Chimeric G alpha(i2)/G alpha(13) proteins reveal the structural requirements for the binding and activation of the RGS-like (RGL)-containing Rho guanine nucleotide exchange factors (GEFs) by G alpha(13)

The alpha-subunit of G proteins of the G(12/13) family stimulate Rho by their direct binding to the RGS-like (RGL) domain of a family of Rho guanine nucleotide exchange factors (RGL-RhoGEFs) that includes PDZ-RhoGEF (PRG), p115RhoGEF, and LARG, thereby regulating cellular functions as diverse as shape and movement, gene expression, and normal and aberrant cell growth. The structural features determining the ability of Galpha(12/13) to bind RGL domains and the mechanism by which this association results in the activation of RGL-RhoGEFs are still poorly understood. Here, we explored the structural requirements for the functional interaction between Galpha(13) and RGL-RhoGEFs based on the structure of RGL domains and their similarity with the area by which RGS4 binds the switch region of Galpha(i) proteins. Using Galpha(i2), which does not bind RGL domains, as the backbone in which Galpha(13) sequences were swapped or mutated, we observed that the switch region of Galpha(13) is strictly necessary to bind PRG, and specific residues were identified that are critical for this association, likely by contributing to the binding surface. Surprisingly, the switch region of Galpha(13) was not sufficient to bind RGL domains, but instead most of its GTPase domain is required.

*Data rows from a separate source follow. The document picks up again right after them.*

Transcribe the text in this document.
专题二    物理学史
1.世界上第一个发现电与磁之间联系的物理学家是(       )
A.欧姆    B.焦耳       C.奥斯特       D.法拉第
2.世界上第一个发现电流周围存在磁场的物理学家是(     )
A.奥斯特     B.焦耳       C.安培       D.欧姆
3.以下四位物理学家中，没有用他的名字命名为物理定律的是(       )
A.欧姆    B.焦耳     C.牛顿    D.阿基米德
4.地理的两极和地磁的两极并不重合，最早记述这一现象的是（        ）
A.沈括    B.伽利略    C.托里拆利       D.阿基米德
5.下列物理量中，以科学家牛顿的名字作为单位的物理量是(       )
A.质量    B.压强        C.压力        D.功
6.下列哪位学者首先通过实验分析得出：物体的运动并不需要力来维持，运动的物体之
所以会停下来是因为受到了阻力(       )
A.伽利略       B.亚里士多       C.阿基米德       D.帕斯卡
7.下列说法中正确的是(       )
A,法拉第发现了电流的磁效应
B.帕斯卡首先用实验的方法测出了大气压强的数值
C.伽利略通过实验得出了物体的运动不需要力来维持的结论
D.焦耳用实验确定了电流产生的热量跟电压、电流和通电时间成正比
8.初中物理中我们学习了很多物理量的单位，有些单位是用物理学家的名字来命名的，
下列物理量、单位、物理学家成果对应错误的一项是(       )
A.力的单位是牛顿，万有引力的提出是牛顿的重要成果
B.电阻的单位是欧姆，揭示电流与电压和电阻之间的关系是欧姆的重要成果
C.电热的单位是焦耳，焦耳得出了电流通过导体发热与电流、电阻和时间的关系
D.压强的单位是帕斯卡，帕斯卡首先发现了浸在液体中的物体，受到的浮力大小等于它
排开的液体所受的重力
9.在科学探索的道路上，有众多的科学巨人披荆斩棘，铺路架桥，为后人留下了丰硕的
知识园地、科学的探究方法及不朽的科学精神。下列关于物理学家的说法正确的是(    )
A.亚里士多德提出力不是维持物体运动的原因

Furthermore, membrane localization of Galpha(13) and chimeric Galpha(i2) proteins was also necessary for Rho activation. These findings revealed the structural features by which Galpha(13) interacts with RGL domains and suggest that molecular interactions occurring at the level of the plasma membrane are required for the functional activation of the RGL-containing family of RhoGEFs.